What the hell???? I’ve never even met her.
Luckily, I’ve been reading Brene Brown’s book, “The Gift of Imperfection.” I recognized a shame reaction as I was having it. And even luckier, I had a therapy appointment already scheduled for today!
I made myself sit with the fear. I checked my evidence and it proved that I have a right to be there, regardless of who else is around me. I talked it through and realized that this once-in-a-lifetime event is also a big package of every inadequacy trigger I have, all rolled up into one. People will see that I am old and overweight. I might cry. I might get short of breath and look like I’m panicking. I might not be that good. I might be good, but not the best. I might ask for too much. Maybe it’s arrogant of me to walk out on stage.
I’m reading a story about Richard and it might not be good enough to honor his memory.
These are my triggers. Maybe they will make me sing and I’ll just black out altogether.

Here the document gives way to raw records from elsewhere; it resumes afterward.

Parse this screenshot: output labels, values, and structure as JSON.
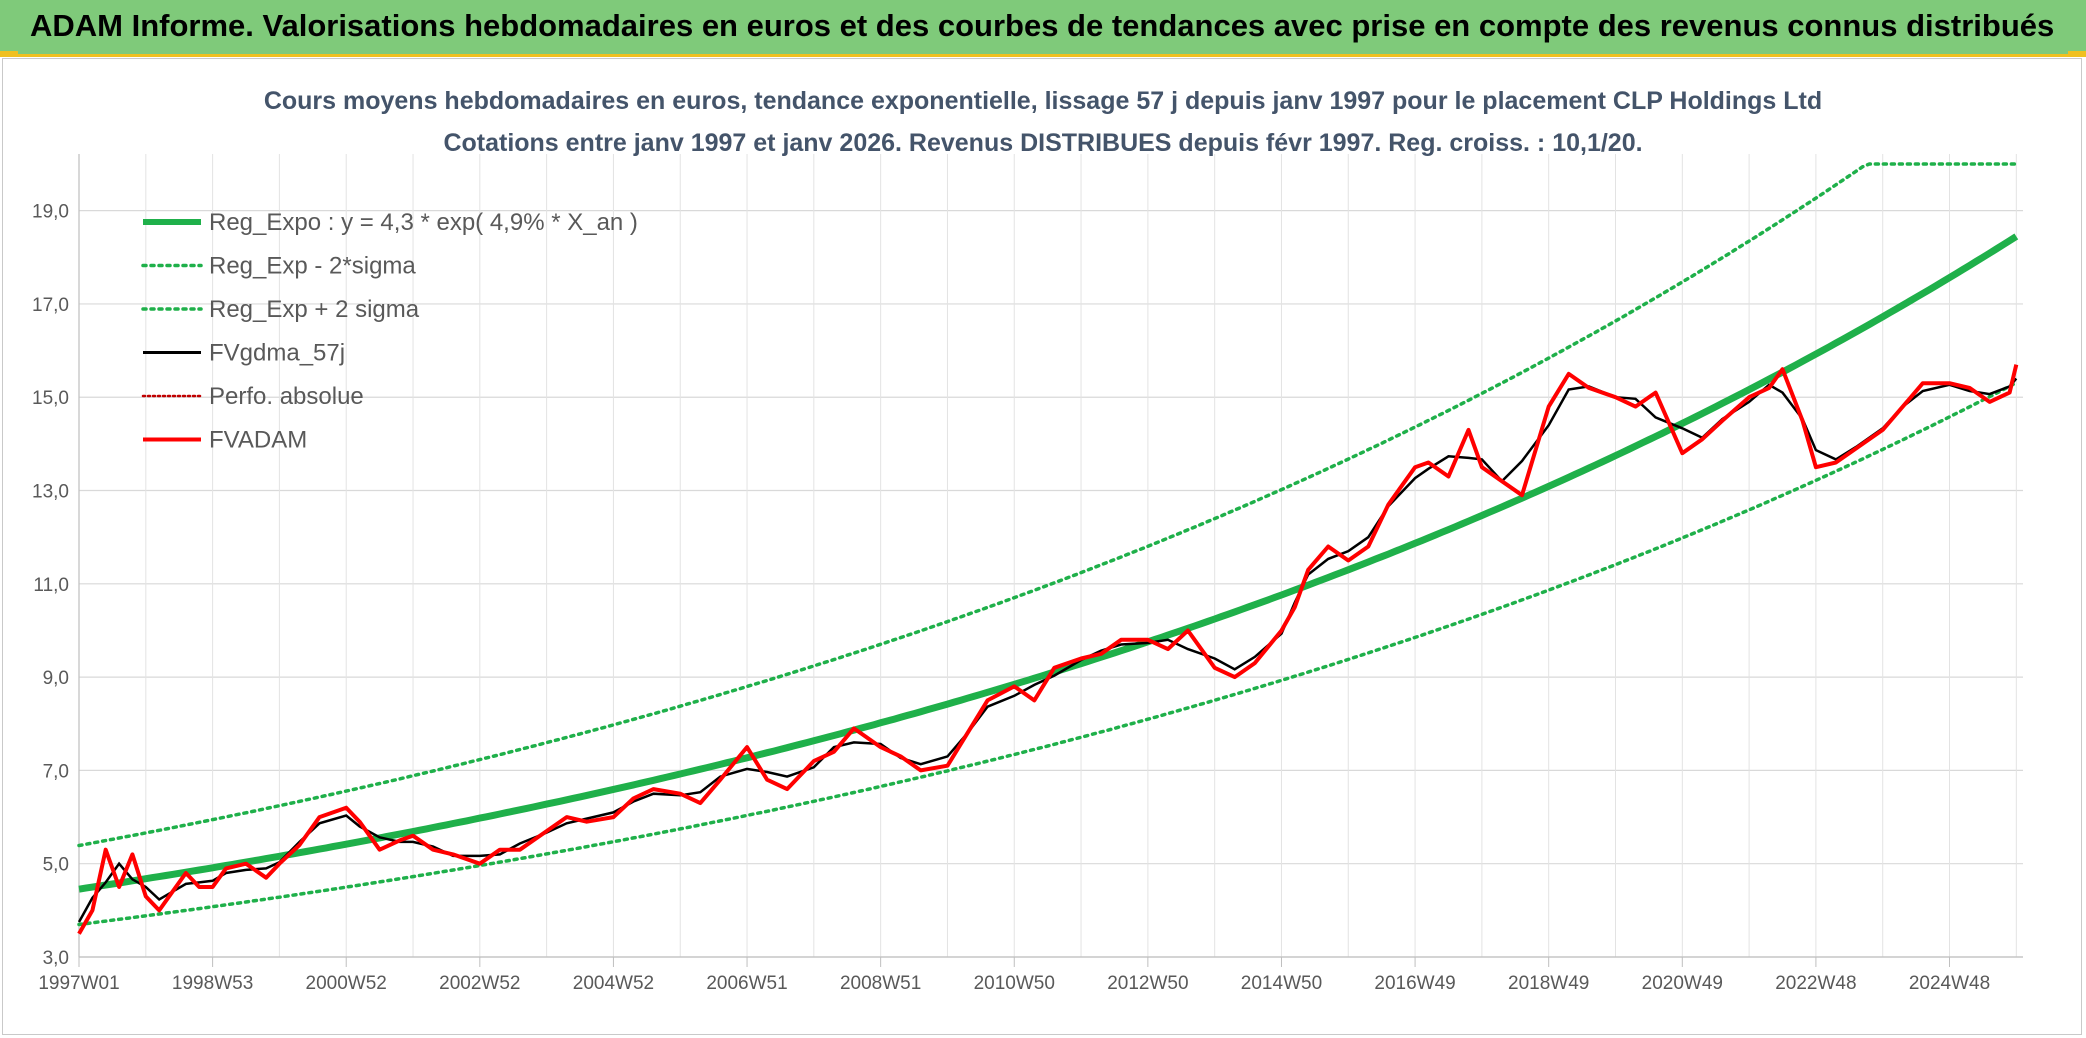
{
  "header": {
    "title": "ADAM Informe. Valorisations hebdomadaires en euros et des courbes de tendances avec prise en compte des revenus connus distribués"
  },
  "colors": {
    "header_bg": "#7fca7a",
    "trend": "#1fb04a",
    "band": "#1fb04a",
    "smoothed": "#000000",
    "price": "#ff0000",
    "perf": "#c00000"
  },
  "chart_data": {
    "type": "line",
    "title": "Cours moyens hebdomadaires en euros, tendance exponentielle, lissage 57 j depuis janv 1997 pour le placement CLP Holdings Ltd",
    "subtitle": "Cotations entre janv 1997 et janv 2026. Revenus DISTRIBUES depuis févr 1997. Reg. croiss. : 10,1/20.",
    "xlabel": "",
    "ylabel": "",
    "ylim": [
      3,
      20
    ],
    "xlim": [
      1997.0,
      2026.1
    ],
    "y_ticks": [
      "3,0",
      "5,0",
      "7,0",
      "9,0",
      "11,0",
      "13,0",
      "15,0",
      "17,0",
      "19,0"
    ],
    "x_ticks": [
      {
        "label": "1997W01",
        "year": 1997.0
      },
      {
        "label": "1998W53",
        "year": 1999.0
      },
      {
        "label": "2000W52",
        "year": 2001.0
      },
      {
        "label": "2002W52",
        "year": 2003.0
      },
      {
        "label": "2004W52",
        "year": 2005.0
      },
      {
        "label": "2006W51",
        "year": 2007.0
      },
      {
        "label": "2008W51",
        "year": 2009.0
      },
      {
        "label": "2010W50",
        "year": 2011.0
      },
      {
        "label": "2012W50",
        "year": 2013.0
      },
      {
        "label": "2014W50",
        "year": 2015.0
      },
      {
        "label": "2016W49",
        "year": 2017.0
      },
      {
        "label": "2018W49",
        "year": 2019.0
      },
      {
        "label": "2020W49",
        "year": 2021.0
      },
      {
        "label": "2022W48",
        "year": 2023.0
      },
      {
        "label": "2024W48",
        "year": 2025.0
      }
    ],
    "grid": true,
    "legend_position": "top-left",
    "series": [
      {
        "name": "Reg_Expo : y = 4,3 * exp( 4,9% *  X_an )",
        "kind": "trend",
        "a": 4.3,
        "r": 0.049
      },
      {
        "name": "Reg_Exp - 2*sigma",
        "kind": "band",
        "factor": 0.83
      },
      {
        "name": "Reg_Exp + 2 sigma",
        "kind": "band",
        "factor": 1.21,
        "cap": 20.0
      },
      {
        "name": "FVgdma_57j",
        "kind": "smoothed"
      },
      {
        "name": "Perfo. absolue",
        "kind": "perf"
      },
      {
        "name": "FVADAM",
        "kind": "price",
        "x": [
          1997.0,
          1997.2,
          1997.4,
          1997.6,
          1997.8,
          1998.0,
          1998.2,
          1998.4,
          1998.6,
          1998.8,
          1999.0,
          1999.2,
          1999.5,
          1999.8,
          2000.0,
          2000.3,
          2000.6,
          2001.0,
          2001.2,
          2001.5,
          2001.8,
          2002.0,
          2002.3,
          2002.6,
          2003.0,
          2003.3,
          2003.6,
          2004.0,
          2004.3,
          2004.6,
          2005.0,
          2005.3,
          2005.6,
          2006.0,
          2006.3,
          2006.6,
          2007.0,
          2007.3,
          2007.6,
          2008.0,
          2008.3,
          2008.6,
          2009.0,
          2009.3,
          2009.6,
          2010.0,
          2010.3,
          2010.6,
          2011.0,
          2011.3,
          2011.6,
          2012.0,
          2012.3,
          2012.6,
          2013.0,
          2013.3,
          2013.6,
          2014.0,
          2014.3,
          2014.6,
          2015.0,
          2015.2,
          2015.4,
          2015.7,
          2016.0,
          2016.3,
          2016.6,
          2017.0,
          2017.2,
          2017.5,
          2017.8,
          2018.0,
          2018.3,
          2018.6,
          2019.0,
          2019.3,
          2019.6,
          2020.0,
          2020.3,
          2020.6,
          2021.0,
          2021.3,
          2021.6,
          2022.0,
          2022.3,
          2022.5,
          2022.8,
          2023.0,
          2023.3,
          2023.6,
          2024.0,
          2024.3,
          2024.6,
          2025.0,
          2025.3,
          2025.6,
          2025.9,
          2026.0
        ],
        "values": [
          3.5,
          4.0,
          5.3,
          4.5,
          5.2,
          4.3,
          4.0,
          4.4,
          4.8,
          4.5,
          4.5,
          4.9,
          5.0,
          4.7,
          5.0,
          5.4,
          6.0,
          6.2,
          5.9,
          5.3,
          5.5,
          5.6,
          5.3,
          5.2,
          5.0,
          5.3,
          5.3,
          5.7,
          6.0,
          5.9,
          6.0,
          6.4,
          6.6,
          6.5,
          6.3,
          6.8,
          7.5,
          6.8,
          6.6,
          7.2,
          7.4,
          7.9,
          7.5,
          7.3,
          7.0,
          7.1,
          7.8,
          8.5,
          8.8,
          8.5,
          9.2,
          9.4,
          9.5,
          9.8,
          9.8,
          9.6,
          10.0,
          9.2,
          9.0,
          9.3,
          10.0,
          10.5,
          11.3,
          11.8,
          11.5,
          11.8,
          12.7,
          13.5,
          13.6,
          13.3,
          14.3,
          13.5,
          13.2,
          12.9,
          14.8,
          15.5,
          15.2,
          15.0,
          14.8,
          15.1,
          13.8,
          14.1,
          14.5,
          15.0,
          15.2,
          15.6,
          14.5,
          13.5,
          13.6,
          13.9,
          14.3,
          14.8,
          15.3,
          15.3,
          15.2,
          14.9,
          15.1,
          15.7
        ]
      }
    ]
  },
  "legend_icons": [
    "trend-line-icon",
    "band-dotted-icon",
    "band-dotted-icon",
    "smoothed-line-icon",
    "perf-dotted-icon",
    "price-line-icon"
  ]
}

Part of going to therapy is letting these feelings come up. Sitting with them. Saying hello, then moving ON. Even when they are scurrying to catch up to me.

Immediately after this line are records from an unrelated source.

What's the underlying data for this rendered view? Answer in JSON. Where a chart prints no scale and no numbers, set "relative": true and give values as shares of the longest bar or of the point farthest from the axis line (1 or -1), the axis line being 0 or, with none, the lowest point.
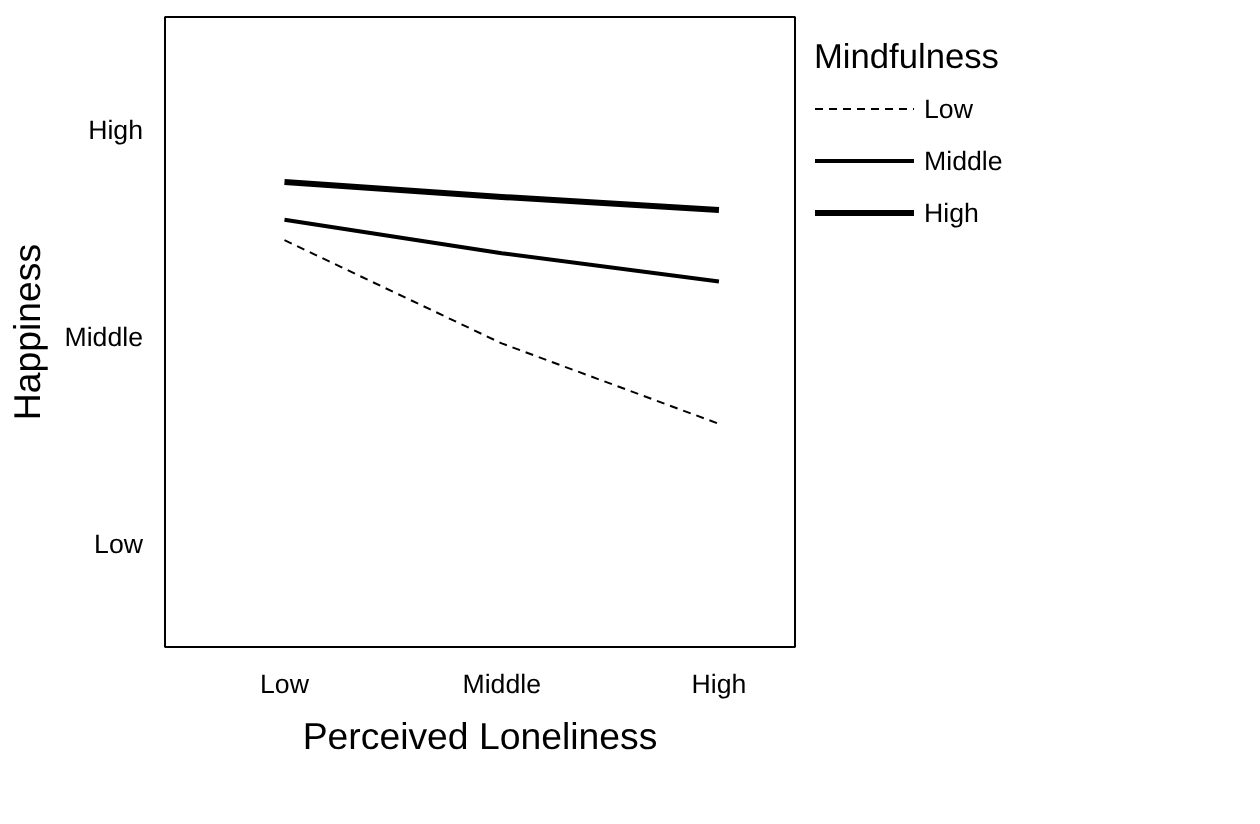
{
  "chart_data": {
    "type": "line",
    "xlabel": "Perceived Loneliness",
    "ylabel": "Happiness",
    "legend_title": "Mindfulness",
    "legend": "right",
    "relative": true,
    "categories": [
      "Low",
      "Middle",
      "High"
    ],
    "annotations": [
      "Low",
      "Middle",
      "High"
    ],
    "series": [
      {
        "name": "Low",
        "color": "#000000",
        "line_style": "dashed",
        "values": [
          0.875,
          0.653,
          0.48
        ]
      },
      {
        "name": "Middle",
        "color": "#000000",
        "line_style": "solid",
        "values": [
          0.919,
          0.847,
          0.786
        ]
      },
      {
        "name": "High",
        "color": "#000000",
        "line_style": "solid",
        "values": [
          1,
          0.968,
          0.94
        ]
      }
    ]
  }
}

I did my work with my therapist and I came back to the knowledge that there is enough of enough for everyone. I don’t have to scrap with other writers for a limited number of readers. I can be good. She can be good. You can be good. We can all be wonderful together.
The creative life is not a competition; it’s a tide. A rising tide lifts all boats. When I occupy a space of abundance in my own heart, I can share it with others. When I’m stuck in fear, I have nothing to give. I am going to loosen my grasp, let the tide take me. A rising tide, lifting all boats.
I’m not even going to reread this because I might chicken out on publishing it. Just remember this: fear doesn’t have to stop you. It won’t stop me.